このブログは、旧・はてなダイアリー「檜山正幸のキマイラ飼育記 メモ編」(http://d.hatena.ne.jp/m-hiyama-memo/)のデータを移行・保存したものであり、今後(2019年1月以降)更新の予定はありません。

今後の更新は、新しいブログ http://m-hiyama-memo.hatenablog.com/ で行います。

測定構造と自然基底/計算用基底、空間

自然基底と計算用基底という概念はバカみたいだが、すごく重要かも知れない。僕らが自然基底(あるいは標準基底)だと思っていたのが計算用基底だったのかも知れない。
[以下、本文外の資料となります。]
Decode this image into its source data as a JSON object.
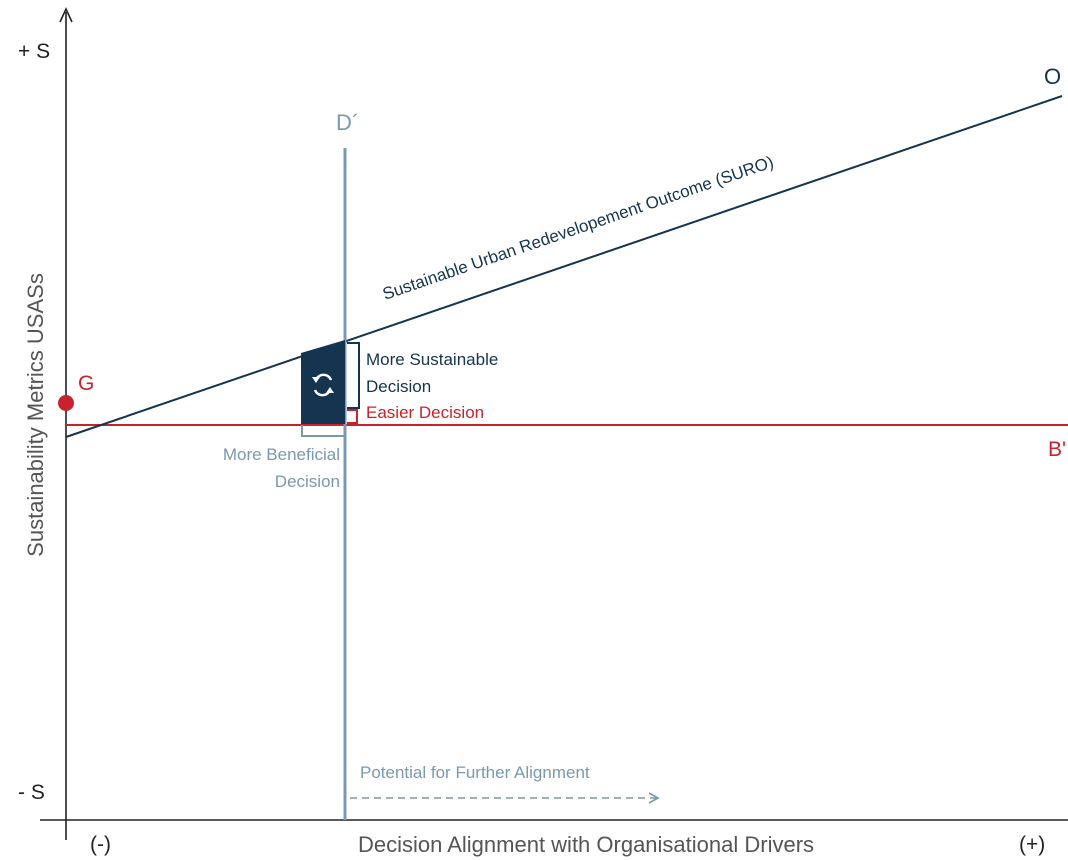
{
  "axes": {
    "y_top": "+ S",
    "y_bottom": "- S",
    "y_title": "Sustainability Metrics USASs",
    "x_left": "(-)",
    "x_right": "(+)",
    "x_title": "Decision Alignment with Organisational Drivers"
  },
  "lines": {
    "suro_label": "Sustainable Urban Redevelopement Outcome (SURO)",
    "suro_end": "O",
    "decision_top": "D´",
    "baseline_end": "B'",
    "goal_point": "G"
  },
  "annotations": {
    "more_sustainable_line1": "More Sustainable",
    "more_sustainable_line2": "Decision",
    "easier": "Easier Decision",
    "beneficial_line1": "More Beneficial",
    "beneficial_line2": "Decision",
    "potential": "Potential for Further Alignment"
  },
  "colors": {
    "navy": "#14344f",
    "red": "#c8232c",
    "steel": "#7b98b1",
    "axis": "#222222",
    "text": "#333333"
  }
}
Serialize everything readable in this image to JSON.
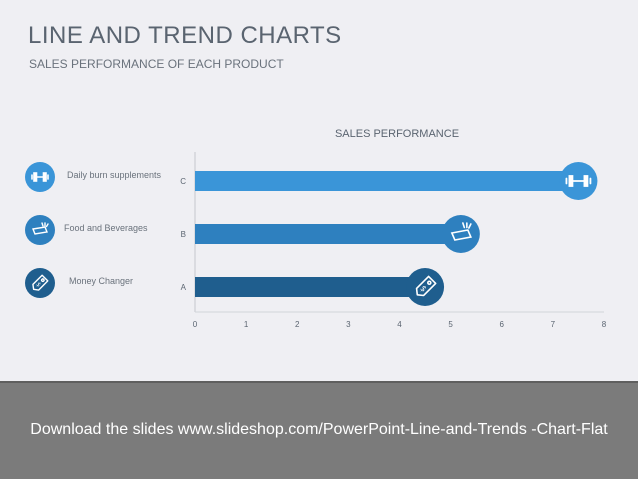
{
  "slide": {
    "title": "LINE AND TREND CHARTS",
    "subtitle": "SALES PERFORMANCE OF EACH PRODUCT"
  },
  "legend": {
    "items": [
      {
        "label": "Daily burn supplements",
        "icon": "dumbbell-icon",
        "color": "#3a95d8"
      },
      {
        "label": "Food and Beverages",
        "icon": "food-box-icon",
        "color": "#2e80bf"
      },
      {
        "label": "Money Changer",
        "icon": "price-tag-icon",
        "color": "#1f5e8e"
      }
    ]
  },
  "chart_data": {
    "type": "bar",
    "orientation": "horizontal",
    "title": "SALES PERFORMANCE",
    "categories": [
      "A",
      "B",
      "C"
    ],
    "values": [
      4.5,
      5.2,
      7.5
    ],
    "bar_colors": [
      "#1f5e8e",
      "#2e80bf",
      "#3a95d8"
    ],
    "icons": [
      "price-tag-icon",
      "food-box-icon",
      "dumbbell-icon"
    ],
    "xlim": [
      0,
      8
    ],
    "xticks": [
      0,
      1,
      2,
      3,
      4,
      5,
      6,
      7,
      8
    ],
    "xlabel": "",
    "ylabel": "",
    "grid": false
  },
  "footer": {
    "text": "Download the slides www.slideshop.com/PowerPoint-Line-and-Trends -Chart-Flat",
    "background": "#7b7b7b"
  }
}
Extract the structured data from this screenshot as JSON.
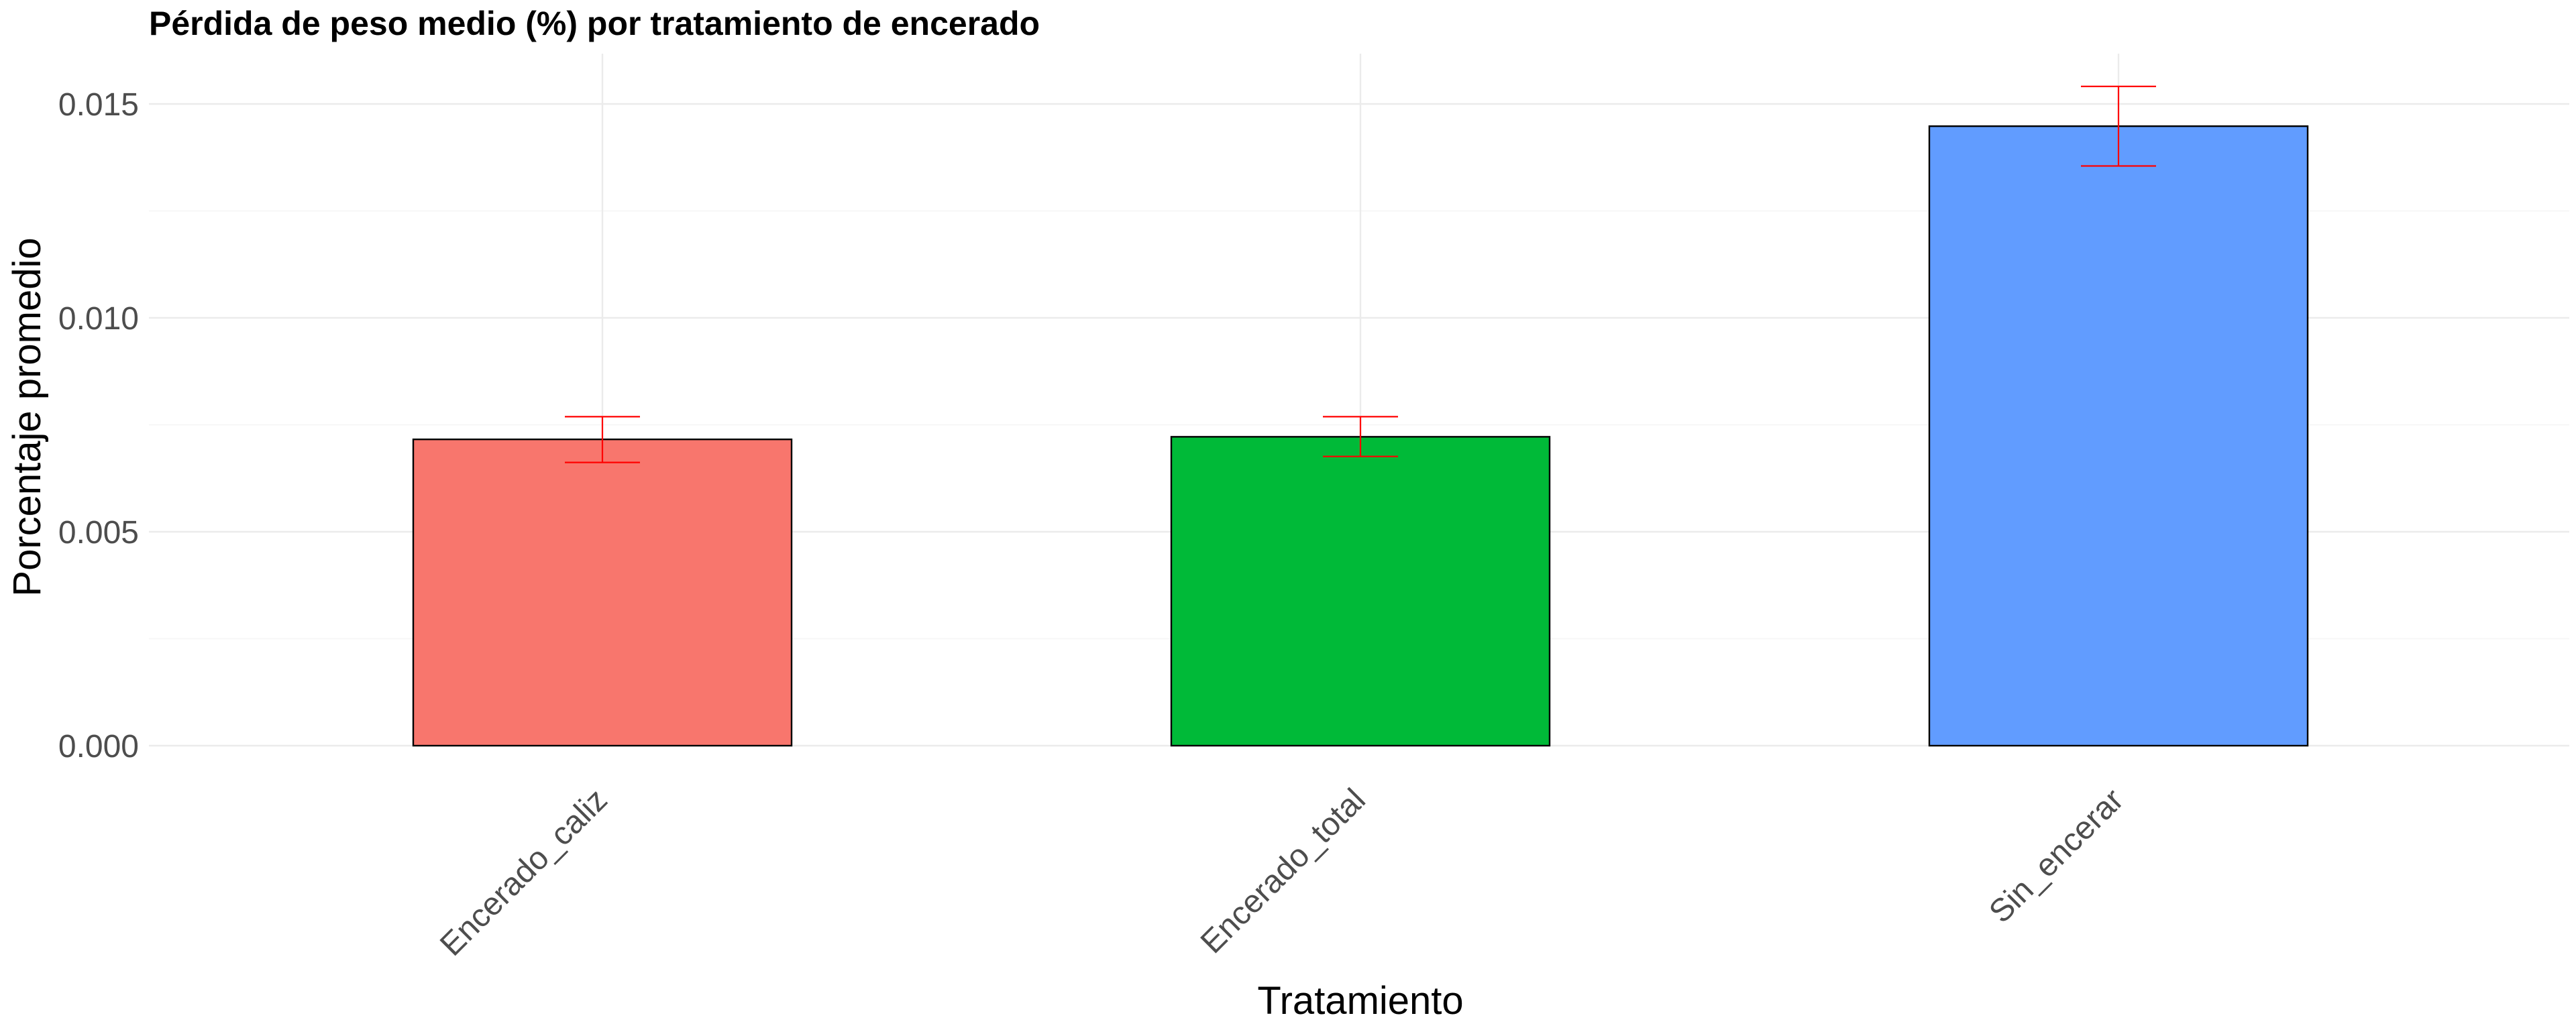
{
  "chart_data": {
    "type": "bar",
    "title": "Pérdida de peso medio (%) por tratamiento de encerado",
    "xlabel": "Tratamiento",
    "ylabel": "Porcentaje promedio",
    "categories": [
      "Encerado_caliz",
      "Encerado_total",
      "Sin_encerar"
    ],
    "values": [
      0.00716,
      0.00722,
      0.01448
    ],
    "error_low": [
      0.00662,
      0.00676,
      0.01355
    ],
    "error_high": [
      0.00769,
      0.00769,
      0.01541
    ],
    "bar_colors": [
      "#F8766D",
      "#00BA38",
      "#619CFF"
    ],
    "error_color": "#FF0000",
    "ylim": [
      0,
      0.0162
    ],
    "yticks": [
      0,
      0.005,
      0.01,
      0.015
    ],
    "ytick_labels": [
      "0.000",
      "0.005",
      "0.010",
      "0.015"
    ],
    "grid": true,
    "legend": "none"
  }
}
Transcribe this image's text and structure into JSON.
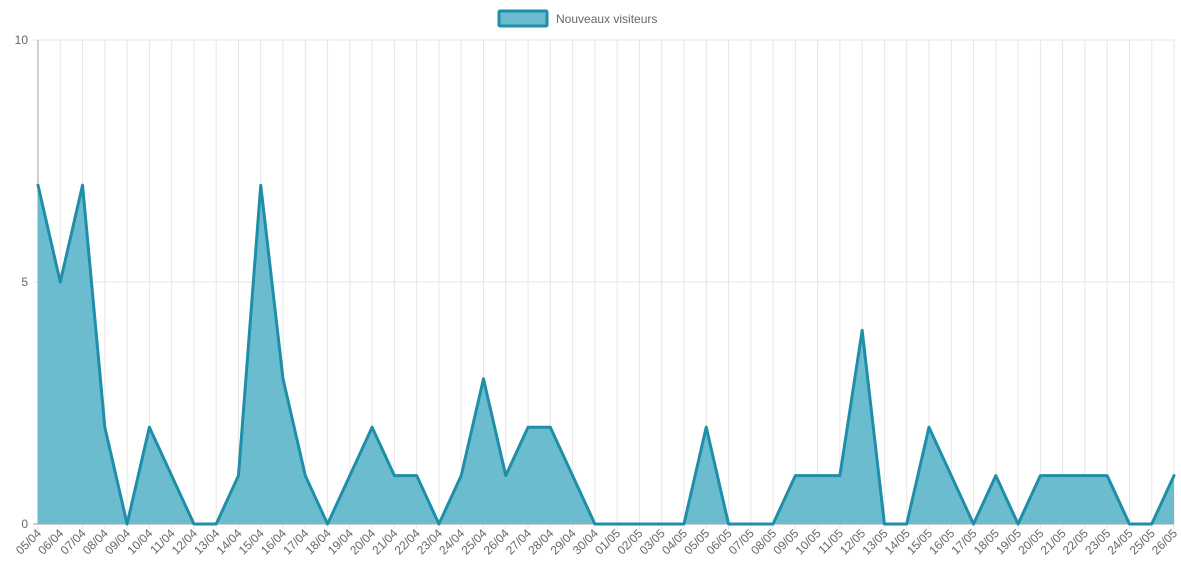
{
  "chart_data": {
    "type": "area",
    "title": "",
    "xlabel": "",
    "ylabel": "",
    "ylim": [
      0,
      10
    ],
    "yticks": [
      0,
      5,
      10
    ],
    "grid": true,
    "legend_position": "top-center",
    "colors": {
      "line": "#1f8ea8",
      "fill": "#6bbccf",
      "grid": "#e6e6e6",
      "axis": "#a0a0a0",
      "text": "#666666"
    },
    "categories": [
      "05/04",
      "06/04",
      "07/04",
      "08/04",
      "09/04",
      "10/04",
      "11/04",
      "12/04",
      "13/04",
      "14/04",
      "15/04",
      "16/04",
      "17/04",
      "18/04",
      "19/04",
      "20/04",
      "21/04",
      "22/04",
      "23/04",
      "24/04",
      "25/04",
      "26/04",
      "27/04",
      "28/04",
      "29/04",
      "30/04",
      "01/05",
      "02/05",
      "03/05",
      "04/05",
      "05/05",
      "06/05",
      "07/05",
      "08/05",
      "09/05",
      "10/05",
      "11/05",
      "12/05",
      "13/05",
      "14/05",
      "15/05",
      "16/05",
      "17/05",
      "18/05",
      "19/05",
      "20/05",
      "21/05",
      "22/05",
      "23/05",
      "24/05",
      "25/05",
      "26/05"
    ],
    "series": [
      {
        "name": "Nouveaux visiteurs",
        "values": [
          7,
          5,
          7,
          2,
          0,
          2,
          1,
          0,
          0,
          1,
          7,
          3,
          1,
          0,
          1,
          2,
          1,
          1,
          0,
          1,
          3,
          1,
          2,
          2,
          1,
          0,
          0,
          0,
          0,
          0,
          2,
          0,
          0,
          0,
          1,
          1,
          1,
          4,
          0,
          0,
          2,
          1,
          0,
          1,
          0,
          1,
          1,
          1,
          1,
          0,
          0,
          1
        ]
      }
    ]
  }
}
例えば、自己随伴(自己共役)作用素があると、固有ベクトルの組が自然基底ということだろう。関数を、時間や空間の変数で書いているのは、たまたま使いやすい計算用基底(あるいは記述用基底)を使っているのであって、(ある観点からは)自然ではないってことだ。

スペクトル論(の一部)は、与えられたヒルベルト空間+自己随伴作用素(観測構造といえるだろう)に対して自然基底を求める手法といえるだろう。複数の自己随伴作用素があれば、それぞれが自然な基底を持つ。交換する作用素は自然基底を共有する。が、一般には交換=共有しないから、いろんな自然基底があるってこと。いろんな基底による表示=展開は用途により使い分ける。

基底とはつまり空間なんだろう。空間とは関数がそこで定義されるべき点の集まりね。実際には、点があるから関数があるのではなくて、関数があるから点が見える。で、見え方がいろいろ。ことなる方向から見ると空間もいろいろな見え方をする。空間が変われば、当然ながら関数の表示(展開)も変わるわけだ。

物理や工学で、時間領域と周波数領域って言葉を使うが、(言葉は変だが)あれは時間空間と周波数空間といっても同じ。ことなる空間で同じ関数を見ると(展開すると)表示式は違うが実体は同じ。表示の側の変換=展開の書き換えがフーリエ変換だな、おそらく。

自然基底が一意に決まるかというと、そうでとは限らない。例えば、正規直交基底はユークリッド空間やヒルベルト空間の自然基底だが、一意には選べない。基底のあいだも変換群でも結ばれている。この場合は直交群やユニタリ群。

ヒルベルト空間上のダガー・フロベニウス構造は一意的に基底を定めるそうだから、これはものすごく強い構造ってことになる。究極的に強いね、標準基底が1個しかないのだから。